En ce qui concerne la décision portant interdiction de retour sur le territoire français :
12. L’arrêté du 10 mai 2024 ne comporte pas l’énoncé des circonstances de fait qui fondent la décision portant interdiction de retour sur le territoire français pour une durée d’un an. Par suite, et sans qu’il soit besoin de se prononcer sur les autres moyens de la requête dirigés à son encontre, cette décision doit être annulée.
13. Il résulte de tout ce qui précède que M. B est seulement fondé à demander l’annulation de la décision d’interdiction de retour sur le territoire français édictée à son encontre.
Sur le surplus :
14. Le présent jugement implique seulement que le préfet du Val-d’Oise procède à l’effacement du signalement de M. B dans le système d’information Schengen. Il y a lieu d’enjoindre à cette autorité de procéder à cet effacement dans un délai de quinze jours suivant la date de notification du présent jugement.
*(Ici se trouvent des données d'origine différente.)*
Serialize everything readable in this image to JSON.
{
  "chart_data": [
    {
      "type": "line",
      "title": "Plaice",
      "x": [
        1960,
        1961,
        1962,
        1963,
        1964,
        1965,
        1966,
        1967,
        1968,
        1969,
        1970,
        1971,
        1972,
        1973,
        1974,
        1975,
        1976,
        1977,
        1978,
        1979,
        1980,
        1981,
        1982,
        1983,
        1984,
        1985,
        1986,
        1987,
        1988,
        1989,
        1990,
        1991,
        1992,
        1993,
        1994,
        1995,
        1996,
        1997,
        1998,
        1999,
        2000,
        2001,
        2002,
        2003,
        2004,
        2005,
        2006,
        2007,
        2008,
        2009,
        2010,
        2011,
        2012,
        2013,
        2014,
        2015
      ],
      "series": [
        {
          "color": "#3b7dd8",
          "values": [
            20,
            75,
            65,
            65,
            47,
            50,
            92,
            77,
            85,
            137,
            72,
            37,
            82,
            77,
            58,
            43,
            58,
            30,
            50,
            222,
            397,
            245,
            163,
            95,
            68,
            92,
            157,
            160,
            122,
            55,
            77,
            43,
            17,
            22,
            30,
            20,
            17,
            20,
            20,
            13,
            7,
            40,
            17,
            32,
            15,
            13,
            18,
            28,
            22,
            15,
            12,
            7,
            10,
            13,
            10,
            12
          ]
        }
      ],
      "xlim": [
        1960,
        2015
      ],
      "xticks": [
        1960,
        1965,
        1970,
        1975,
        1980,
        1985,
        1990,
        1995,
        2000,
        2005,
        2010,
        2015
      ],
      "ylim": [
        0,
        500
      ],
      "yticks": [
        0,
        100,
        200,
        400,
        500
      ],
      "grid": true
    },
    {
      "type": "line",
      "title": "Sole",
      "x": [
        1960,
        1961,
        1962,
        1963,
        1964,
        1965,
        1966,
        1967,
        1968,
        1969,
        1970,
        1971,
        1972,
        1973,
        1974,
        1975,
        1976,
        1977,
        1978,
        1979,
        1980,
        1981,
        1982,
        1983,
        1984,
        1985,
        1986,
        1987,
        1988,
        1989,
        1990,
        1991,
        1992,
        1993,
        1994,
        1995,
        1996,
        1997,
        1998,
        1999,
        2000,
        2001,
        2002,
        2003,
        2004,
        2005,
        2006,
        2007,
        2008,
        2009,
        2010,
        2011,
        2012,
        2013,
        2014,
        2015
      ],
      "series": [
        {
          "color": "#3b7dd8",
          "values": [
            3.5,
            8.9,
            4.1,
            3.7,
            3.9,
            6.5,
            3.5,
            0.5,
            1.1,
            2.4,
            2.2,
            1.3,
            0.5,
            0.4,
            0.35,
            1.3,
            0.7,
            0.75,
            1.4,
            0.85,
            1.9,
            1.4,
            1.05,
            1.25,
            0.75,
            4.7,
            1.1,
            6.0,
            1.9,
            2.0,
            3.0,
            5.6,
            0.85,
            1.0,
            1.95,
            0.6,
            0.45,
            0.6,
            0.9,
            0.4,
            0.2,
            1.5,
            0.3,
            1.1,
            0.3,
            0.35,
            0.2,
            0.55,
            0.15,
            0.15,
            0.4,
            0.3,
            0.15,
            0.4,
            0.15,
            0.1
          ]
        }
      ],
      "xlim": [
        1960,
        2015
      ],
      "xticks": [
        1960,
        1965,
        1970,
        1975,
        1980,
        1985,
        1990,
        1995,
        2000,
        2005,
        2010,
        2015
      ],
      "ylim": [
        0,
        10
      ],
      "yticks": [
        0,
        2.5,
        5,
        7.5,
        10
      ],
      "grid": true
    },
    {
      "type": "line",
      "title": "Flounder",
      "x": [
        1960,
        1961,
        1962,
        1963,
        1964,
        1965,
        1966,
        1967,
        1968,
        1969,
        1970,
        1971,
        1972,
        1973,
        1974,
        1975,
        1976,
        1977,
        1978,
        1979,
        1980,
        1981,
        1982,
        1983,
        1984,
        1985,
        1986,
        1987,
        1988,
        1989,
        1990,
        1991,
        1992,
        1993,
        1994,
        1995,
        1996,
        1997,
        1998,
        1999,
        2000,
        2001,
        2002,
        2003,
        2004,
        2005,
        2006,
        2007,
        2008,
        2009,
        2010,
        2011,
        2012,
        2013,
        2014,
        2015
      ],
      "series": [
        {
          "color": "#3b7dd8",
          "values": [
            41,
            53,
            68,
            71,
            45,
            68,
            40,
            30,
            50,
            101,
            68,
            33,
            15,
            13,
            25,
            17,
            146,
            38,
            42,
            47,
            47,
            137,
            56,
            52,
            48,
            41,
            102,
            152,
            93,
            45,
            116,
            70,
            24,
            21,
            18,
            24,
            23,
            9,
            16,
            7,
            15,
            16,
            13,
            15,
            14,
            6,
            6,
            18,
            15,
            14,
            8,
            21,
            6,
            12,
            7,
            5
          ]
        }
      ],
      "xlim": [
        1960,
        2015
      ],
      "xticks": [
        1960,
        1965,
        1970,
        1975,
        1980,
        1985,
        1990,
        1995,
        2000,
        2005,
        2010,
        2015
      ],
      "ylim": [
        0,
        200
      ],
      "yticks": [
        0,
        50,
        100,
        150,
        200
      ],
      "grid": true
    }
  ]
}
15. Dans les circonstances de l’espèce il y a lieu de mettre à la charge de l’Etat une somme de 800 euros au titre de l’article L. 761-1 du code de justice administrative.
D E C I D E :
Article 1er : L’arrêté du 10 mai 2024 préfet du Val-d’Oise est annulé en tant seulement qu’il porte interdiction de retour sur le territoire français pour une durée d’un an.
Article 2 : Il est enjoint au préfet du Val-d’Oise de prendre toute mesure propre à mettre fin au signalement de M. B dans le système d’information Schengen procédant de l’interdiction de retour du 10 mai 2024 annulée, dans le délai de quinze jours à compter de la notification du présent jugement.
Article 3 : L’Etat versera une somme de 800 euros à M. B sur le fondement de l’article L. 761-1 du code de justice administrative.
Article 4 : Le surplus des conclusions de la requête de M. B est rejeté.
Article 5 : Le présent jugement sera notifié à M. D B et au préfet du Val-d’Oise.
Rendu public par mise à disposition au greffe le 28 novembre 2024.
Le magistrat désigné,
L. Gauchard La greffière,
Y. Boudekak-Bouanani
La République mande et ordonne au préfet du Val-d’Oise en ce qui le concerne ou à tous commissaires de justice à ce requis en ce qui concerne les voies de droit commun contre les parties privées, de pourvoir à l’exécution de la présente décision.